The reader will naturally be interested in learning exactly what these thousands of Negroes did on free soil. To estimate these achievements the casual reader of contemporary testimony would now, as such persons did then, find it decidedly easy. He would say that in spite of the unfailing aid which philanthropists gave the blacks, they seldom kept themselves above want and, therefore, became a public charge, afflicting their communities with so much poverty, disease and crime that they were considered the lepers of society. The student of history, however, must look beyond these comments for the whole truth. One must take into consideration the fact that in most cases these Negroes escaped as fugitives without sufficient food and clothing to comfort them until they could reach free soil, lacking the small fund with which the pioneer usually provided himself in going to establish a home in the wilderness, and lacking, above all, initiative of which slavery had deprived them. Furthermore, these refugees with few exceptions had to go to places where they were not wanted and in some cases to points from which they were driven as undesirables, although preparation for their coming had sometimes gone to the extent of purchasing homes and making provision for employment upon arrival.[150] Several well-established Negro settlements in the North, moreover, were broken up by the slave hunters after the passing of the Fugitive Slave Law of 1850.[151]

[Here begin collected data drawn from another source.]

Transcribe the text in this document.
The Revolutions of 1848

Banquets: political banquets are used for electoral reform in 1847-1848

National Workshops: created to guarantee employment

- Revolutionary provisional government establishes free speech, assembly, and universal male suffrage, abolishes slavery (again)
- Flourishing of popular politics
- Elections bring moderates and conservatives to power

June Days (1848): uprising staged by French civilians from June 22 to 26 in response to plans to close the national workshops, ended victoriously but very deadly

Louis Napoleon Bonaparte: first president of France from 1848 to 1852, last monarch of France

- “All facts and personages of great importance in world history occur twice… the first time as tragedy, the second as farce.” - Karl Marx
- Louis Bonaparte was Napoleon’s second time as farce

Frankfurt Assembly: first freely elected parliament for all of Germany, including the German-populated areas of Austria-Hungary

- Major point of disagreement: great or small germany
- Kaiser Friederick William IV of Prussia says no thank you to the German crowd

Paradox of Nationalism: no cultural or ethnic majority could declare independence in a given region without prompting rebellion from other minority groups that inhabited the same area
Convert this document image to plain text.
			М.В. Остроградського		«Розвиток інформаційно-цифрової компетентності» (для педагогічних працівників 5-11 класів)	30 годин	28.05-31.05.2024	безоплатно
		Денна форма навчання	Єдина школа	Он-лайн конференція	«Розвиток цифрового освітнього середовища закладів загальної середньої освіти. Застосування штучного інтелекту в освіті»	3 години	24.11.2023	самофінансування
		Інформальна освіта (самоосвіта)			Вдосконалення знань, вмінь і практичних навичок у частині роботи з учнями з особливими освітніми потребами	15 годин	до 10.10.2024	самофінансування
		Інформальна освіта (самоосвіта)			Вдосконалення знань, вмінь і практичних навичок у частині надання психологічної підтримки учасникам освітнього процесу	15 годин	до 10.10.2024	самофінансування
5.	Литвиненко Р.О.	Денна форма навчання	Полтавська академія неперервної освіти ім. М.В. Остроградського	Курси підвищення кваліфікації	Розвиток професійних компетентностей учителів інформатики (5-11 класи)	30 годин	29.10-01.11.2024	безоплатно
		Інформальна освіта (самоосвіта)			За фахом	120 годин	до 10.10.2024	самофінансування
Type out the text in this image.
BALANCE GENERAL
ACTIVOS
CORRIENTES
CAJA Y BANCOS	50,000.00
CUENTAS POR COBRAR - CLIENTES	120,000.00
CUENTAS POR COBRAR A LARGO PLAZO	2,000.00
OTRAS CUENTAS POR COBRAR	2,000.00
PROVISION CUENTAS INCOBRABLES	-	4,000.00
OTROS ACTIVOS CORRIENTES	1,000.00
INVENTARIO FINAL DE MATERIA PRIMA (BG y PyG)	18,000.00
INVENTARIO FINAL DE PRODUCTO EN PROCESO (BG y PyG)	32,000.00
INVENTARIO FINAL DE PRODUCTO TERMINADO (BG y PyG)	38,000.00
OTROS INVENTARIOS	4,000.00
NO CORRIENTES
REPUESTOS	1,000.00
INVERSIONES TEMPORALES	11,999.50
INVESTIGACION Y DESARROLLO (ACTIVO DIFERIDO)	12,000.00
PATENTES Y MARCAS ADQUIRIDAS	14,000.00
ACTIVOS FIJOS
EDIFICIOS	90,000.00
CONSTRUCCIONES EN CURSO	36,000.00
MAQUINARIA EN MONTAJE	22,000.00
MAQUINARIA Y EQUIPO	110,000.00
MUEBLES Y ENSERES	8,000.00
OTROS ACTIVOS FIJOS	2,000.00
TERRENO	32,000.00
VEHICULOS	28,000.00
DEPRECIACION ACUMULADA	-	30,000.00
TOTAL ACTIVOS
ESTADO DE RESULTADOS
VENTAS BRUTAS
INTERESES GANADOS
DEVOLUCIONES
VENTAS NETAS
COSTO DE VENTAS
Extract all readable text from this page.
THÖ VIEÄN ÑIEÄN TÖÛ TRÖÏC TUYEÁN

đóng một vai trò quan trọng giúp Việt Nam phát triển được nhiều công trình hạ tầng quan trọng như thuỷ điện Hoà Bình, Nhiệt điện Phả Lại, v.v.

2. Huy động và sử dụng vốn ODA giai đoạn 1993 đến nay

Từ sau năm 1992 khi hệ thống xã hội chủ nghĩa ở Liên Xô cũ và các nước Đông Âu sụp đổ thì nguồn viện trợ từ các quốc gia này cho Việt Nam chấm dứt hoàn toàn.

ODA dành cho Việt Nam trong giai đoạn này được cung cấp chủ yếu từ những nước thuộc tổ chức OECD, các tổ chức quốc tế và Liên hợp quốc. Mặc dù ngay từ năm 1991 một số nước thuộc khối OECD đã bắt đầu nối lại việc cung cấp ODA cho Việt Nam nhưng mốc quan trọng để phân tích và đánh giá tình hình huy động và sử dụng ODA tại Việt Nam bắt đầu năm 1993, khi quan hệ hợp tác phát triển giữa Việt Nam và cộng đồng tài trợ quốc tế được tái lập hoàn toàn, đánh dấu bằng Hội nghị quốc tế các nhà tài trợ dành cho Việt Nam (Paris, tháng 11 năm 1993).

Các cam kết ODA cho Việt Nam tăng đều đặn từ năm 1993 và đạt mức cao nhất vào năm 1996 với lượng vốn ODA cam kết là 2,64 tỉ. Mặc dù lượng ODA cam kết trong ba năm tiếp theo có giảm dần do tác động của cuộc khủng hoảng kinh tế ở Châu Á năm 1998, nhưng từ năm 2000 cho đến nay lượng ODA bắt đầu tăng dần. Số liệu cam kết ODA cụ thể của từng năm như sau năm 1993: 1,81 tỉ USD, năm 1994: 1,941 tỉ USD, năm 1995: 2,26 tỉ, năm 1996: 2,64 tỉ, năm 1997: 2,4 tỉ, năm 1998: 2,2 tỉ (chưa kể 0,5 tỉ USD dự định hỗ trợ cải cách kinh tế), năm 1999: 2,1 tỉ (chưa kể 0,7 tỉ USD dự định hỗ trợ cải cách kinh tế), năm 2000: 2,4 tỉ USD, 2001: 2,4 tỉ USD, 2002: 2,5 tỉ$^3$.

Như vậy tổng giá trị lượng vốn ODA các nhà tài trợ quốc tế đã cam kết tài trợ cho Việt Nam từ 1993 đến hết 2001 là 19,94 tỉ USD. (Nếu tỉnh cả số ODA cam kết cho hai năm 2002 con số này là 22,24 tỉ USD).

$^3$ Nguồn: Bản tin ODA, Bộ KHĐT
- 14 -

The increasing intensity of the hatred of the Negroes must be understood too both as a cause and result of their intolerable condition. Prior to 1800 the Negroes of the North were in fair circumstances. Until that time it was generally believed that the whites and the blacks would soon reach the advanced stage of living together on a basis of absolute equality.[152] The Negroes had not at that time exceeded the number that could be assimilated by the sympathizing communities in that section. The intolerable legislation of the South, however, forced so many free Negroes in the rough to crowd northern cities during the first four decades of the nineteenth century that they could not be easily readjusted. The number seeking employment far exceeded the demand for labor and thus multiplied the number of vagrants and paupers, many of whom had already been forced to this condition by the Irish and Germans then immigrating into northern cities. At one time, as in the case of Philadelphia, the Negroes constituting a small fraction of the population furnished one half of the criminals.[153] A radical opposition to the Negro followed, therefore, arousing first the laboring classes and finally alienating the support of the well-to-do people and the press. This condition obtained until 1840 in most northern communities and until 1850 in some places where the Negro population was considerable.
We must also take into account the critical labor situation during these years. The northern people were divided as to the way the Negroes should be encouraged. The mechanics of the North raised no objection to having the Negroes freed and enlightened but did not welcome them to that section as competitors in the struggle of life. When, therefore, the blacks, converted to the doctrine of training the hand to work with skill, began to appear in northern industrial centers there arose a formidable prejudice against them.[154] Negro and white mechanics had once worked together but during the second quarter of the nineteenth century, when labor became more dignified and a larger number of white persons devoted themselves to skilled labor, they adopted the policy of eliminating the blacks. This opposition, to be sure, was not a mere harmless sentiment. It tended to give rise to the organization of labor groups and finally to that of trades unions, the beginnings of those controlling this country today. Carrying the fight against the Negro still further, these laboring classes used their influence to obtain legislation against the employment of Negroes in certain pursuits. Maryland and Georgia passed laws restricting the privileges of Negro mechanics, and Pennsylvania followed their example.[155]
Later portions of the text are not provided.